What I'm looking for is quite specific. Dude shows up in a quaint little village of thatched cottages as quaintly quaint as ever did quaint. He does not have his own horse. For plot reasons, that's not an option. How does he arrive in Quaintington in the mid 1800's? My fingers are dying to just type stagecoach, and it seems intuitive that it would be something along those lines, but my research is stymied by the overwhelming amount of derailing modern use of that term, and though it appears that the stagecoach did not arise in America, I'm left unsure if that's the right word. It's a quick mention, right at the beginning, so I don't need any great deep mythology, just what would have been a common mode of transport where trains likely did not pass through.

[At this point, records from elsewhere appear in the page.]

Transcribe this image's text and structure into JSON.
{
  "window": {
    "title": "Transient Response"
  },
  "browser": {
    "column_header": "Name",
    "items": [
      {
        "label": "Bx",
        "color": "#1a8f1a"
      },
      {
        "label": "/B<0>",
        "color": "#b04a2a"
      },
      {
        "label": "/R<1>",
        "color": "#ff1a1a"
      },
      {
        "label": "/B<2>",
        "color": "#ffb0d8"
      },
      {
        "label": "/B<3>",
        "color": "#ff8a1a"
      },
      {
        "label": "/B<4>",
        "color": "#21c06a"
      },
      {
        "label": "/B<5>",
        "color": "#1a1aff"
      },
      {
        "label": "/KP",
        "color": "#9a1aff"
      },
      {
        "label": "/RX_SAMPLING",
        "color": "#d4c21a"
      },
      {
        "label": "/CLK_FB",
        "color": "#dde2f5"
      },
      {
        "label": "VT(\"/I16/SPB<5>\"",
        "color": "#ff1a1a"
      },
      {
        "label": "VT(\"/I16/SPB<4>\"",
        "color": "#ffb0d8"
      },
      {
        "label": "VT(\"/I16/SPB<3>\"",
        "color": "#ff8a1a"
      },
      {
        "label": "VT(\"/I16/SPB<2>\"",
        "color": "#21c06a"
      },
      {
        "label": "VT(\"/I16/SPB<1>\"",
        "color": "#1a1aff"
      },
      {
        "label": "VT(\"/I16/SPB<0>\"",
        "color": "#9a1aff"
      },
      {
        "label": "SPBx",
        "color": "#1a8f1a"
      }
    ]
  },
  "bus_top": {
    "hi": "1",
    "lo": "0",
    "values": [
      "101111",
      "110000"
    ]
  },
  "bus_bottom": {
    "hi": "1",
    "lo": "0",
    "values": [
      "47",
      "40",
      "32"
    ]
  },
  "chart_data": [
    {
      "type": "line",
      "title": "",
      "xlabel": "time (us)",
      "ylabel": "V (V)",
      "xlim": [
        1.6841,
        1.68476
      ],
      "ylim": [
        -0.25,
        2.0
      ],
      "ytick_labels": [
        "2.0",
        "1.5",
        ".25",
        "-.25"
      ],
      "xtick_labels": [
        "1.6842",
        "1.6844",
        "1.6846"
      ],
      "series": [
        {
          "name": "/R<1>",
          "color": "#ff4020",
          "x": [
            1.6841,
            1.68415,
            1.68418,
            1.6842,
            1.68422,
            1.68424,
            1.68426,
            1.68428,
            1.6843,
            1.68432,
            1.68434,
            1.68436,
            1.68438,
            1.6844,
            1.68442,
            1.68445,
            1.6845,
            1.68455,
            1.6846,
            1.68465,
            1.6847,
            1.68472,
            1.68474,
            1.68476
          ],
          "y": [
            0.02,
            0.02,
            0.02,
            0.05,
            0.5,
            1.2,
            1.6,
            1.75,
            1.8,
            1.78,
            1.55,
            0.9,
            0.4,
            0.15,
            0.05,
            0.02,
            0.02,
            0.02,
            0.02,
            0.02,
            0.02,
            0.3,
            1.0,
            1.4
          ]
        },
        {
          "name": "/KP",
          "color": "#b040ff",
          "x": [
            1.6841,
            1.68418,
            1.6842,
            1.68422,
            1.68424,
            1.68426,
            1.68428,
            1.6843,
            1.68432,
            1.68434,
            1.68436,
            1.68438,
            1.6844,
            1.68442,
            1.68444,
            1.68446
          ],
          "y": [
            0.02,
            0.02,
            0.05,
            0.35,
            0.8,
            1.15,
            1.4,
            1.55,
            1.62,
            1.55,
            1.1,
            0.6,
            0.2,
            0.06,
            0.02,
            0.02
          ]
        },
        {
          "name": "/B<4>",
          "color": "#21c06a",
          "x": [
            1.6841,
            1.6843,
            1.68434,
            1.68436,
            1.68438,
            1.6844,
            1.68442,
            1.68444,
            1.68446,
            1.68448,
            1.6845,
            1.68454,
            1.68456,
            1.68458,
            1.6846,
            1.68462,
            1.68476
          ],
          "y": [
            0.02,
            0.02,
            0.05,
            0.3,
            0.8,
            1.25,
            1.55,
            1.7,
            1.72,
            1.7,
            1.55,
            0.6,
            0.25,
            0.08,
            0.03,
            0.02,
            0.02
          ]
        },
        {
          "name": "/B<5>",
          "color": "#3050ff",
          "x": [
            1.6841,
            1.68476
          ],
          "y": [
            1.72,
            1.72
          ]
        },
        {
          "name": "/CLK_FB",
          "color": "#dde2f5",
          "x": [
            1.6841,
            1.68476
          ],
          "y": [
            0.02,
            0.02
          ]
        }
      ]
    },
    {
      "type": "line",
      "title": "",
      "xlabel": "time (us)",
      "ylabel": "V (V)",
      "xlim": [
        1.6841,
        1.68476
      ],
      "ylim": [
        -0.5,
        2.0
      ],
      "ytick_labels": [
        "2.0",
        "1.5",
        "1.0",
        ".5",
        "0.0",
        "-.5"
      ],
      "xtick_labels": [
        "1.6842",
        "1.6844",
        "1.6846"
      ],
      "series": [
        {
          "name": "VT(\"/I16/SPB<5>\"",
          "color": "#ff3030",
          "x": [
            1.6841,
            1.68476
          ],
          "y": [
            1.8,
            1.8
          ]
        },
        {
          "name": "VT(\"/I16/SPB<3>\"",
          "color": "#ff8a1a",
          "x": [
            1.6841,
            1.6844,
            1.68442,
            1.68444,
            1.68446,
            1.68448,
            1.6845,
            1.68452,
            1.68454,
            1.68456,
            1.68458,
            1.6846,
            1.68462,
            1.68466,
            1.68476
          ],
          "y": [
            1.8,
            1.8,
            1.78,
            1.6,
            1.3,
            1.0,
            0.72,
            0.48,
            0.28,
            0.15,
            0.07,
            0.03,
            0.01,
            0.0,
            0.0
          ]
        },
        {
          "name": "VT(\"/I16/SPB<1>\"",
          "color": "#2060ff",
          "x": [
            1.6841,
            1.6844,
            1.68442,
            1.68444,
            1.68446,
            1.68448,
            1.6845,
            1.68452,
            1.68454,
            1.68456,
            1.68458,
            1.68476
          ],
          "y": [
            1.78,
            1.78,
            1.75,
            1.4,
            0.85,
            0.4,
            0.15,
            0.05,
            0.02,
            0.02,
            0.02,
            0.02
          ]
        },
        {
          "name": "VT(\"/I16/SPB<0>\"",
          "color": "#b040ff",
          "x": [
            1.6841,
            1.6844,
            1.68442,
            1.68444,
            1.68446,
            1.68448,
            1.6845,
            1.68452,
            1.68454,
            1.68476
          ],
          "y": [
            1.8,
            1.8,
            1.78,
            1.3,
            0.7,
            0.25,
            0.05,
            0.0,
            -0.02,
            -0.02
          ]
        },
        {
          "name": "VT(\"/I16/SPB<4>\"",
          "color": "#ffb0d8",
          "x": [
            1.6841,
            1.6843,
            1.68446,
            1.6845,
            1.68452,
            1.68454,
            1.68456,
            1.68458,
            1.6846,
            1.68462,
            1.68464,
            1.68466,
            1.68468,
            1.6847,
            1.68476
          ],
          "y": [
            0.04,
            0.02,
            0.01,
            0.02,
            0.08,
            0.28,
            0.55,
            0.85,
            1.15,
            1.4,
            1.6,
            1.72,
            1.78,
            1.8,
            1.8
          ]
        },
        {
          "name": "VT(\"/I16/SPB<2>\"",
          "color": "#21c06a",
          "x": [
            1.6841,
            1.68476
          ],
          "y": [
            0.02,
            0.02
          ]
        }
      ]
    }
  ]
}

Is Little Quaintley in the Marsh anywhere near a canal? He could hitch a lift on a horse-drawn canal boat. Other than that, yes, stagecoaches have been around for a good few hundred years, trains started running in the 1820s, and there were horse-drawn taxis to take punters to the surrounding villages? ETA - BTW I believe that, yes, stagecoach is the right word - they were named after the short journey stages which interlinked, often using inns as nodes, to form a transport hub
Excellent, thank you. Stagecoach it is. I don't know where the Marsh is, but my story takes place somewhere vaguely in a fictitious northerly bit of what was once Northumbria.
I think I'm suffering from lack of familiarity with the context. He's Mr. Williams throughout the whole story. The village of Quaintington (or as @Hammer renamed it, Little Quaintly) actually goes nameless as it's Holcomb House that is the star setting.
Can't tell if serious because of whistling smiley. Phineas Fogg* is the MC of Jules Verne's Around the World in 80 Days, a Victorian tale where he set off to prove that transportation technology had improved enough, even in out-of-the-way countries, that he could literally travel around the world in 80 days, using only standard consumer transportation. It might have been from later in the 19th century though. His little partner's name was Passepartout, but I thought Portmanteau was a very fitting and funny substitute, considering the multiple meanings and wordplay. They used things like balloons in addition to the standard methods. * Wow—apparently his name is actually Phileas Fogg (not Phineas as I always thought).
Actually though, after making that 'clever' post, I realized that most of the transport they used ended up being trains, wagons, coaches, and steamers. I think only once they used a hot air balloon.
^ One of those rat-a-tatting along the cobbled pavements under the gas lit street lamps on a foggy winters night. Or if you want to tip your hat to a subtle steam punk flavour then a Railway Steam Bus. They shuffled people from rural areas to the railway.
railways came from 1830 onward - in the early 1800s it was all coach and four, or smaller pony and traps, you could also ride and change horses at posts along the roads which was known as posting, and from which the postal service takes its name, (the roads would have been very bad, just rutted tracks, and there was a highwayman problem) The very rich would have their own coaches, while the poor didn't have much reason to travel and would walk or take wagons if they had to..the stagecoach was the preserve of the well to do parsons, doctors, army officers, naval officers etc and so forth. those of lower means could pay a lower fee to ride on the top or the back rack with the driver and guard
Your best bet might be to attend market at a nearby sizeable town and hitch a ride with someone heading your way.
Are you talking earlier in the century? He could indeed catch a coach that would go in stages, but it seems to me that "stagecoach" is more an American term. I've never heard it used in a British novel. Though since your Mr. Williams is American, he can speak of it that way, and have people look at him funny for it. Unless he can't ride at all, he could also go by post horse, a system where travellers could hire a horse at an inn and change it for another at some other town up the road. And have his luggage sent via cart. After the 1840s or '50s he'd probably get a train to the nearest station or halt. And then a hack or a cart from there. You can make a lot of the carter wondering why on earth anyone would do to a Godforsaken place like Holcomb Manor. BTW, did you say in your other thread that your village is in the northeast? Oh, my, you're getting into Yorkshire or Durham, which is another thing altogether. Eh, oop!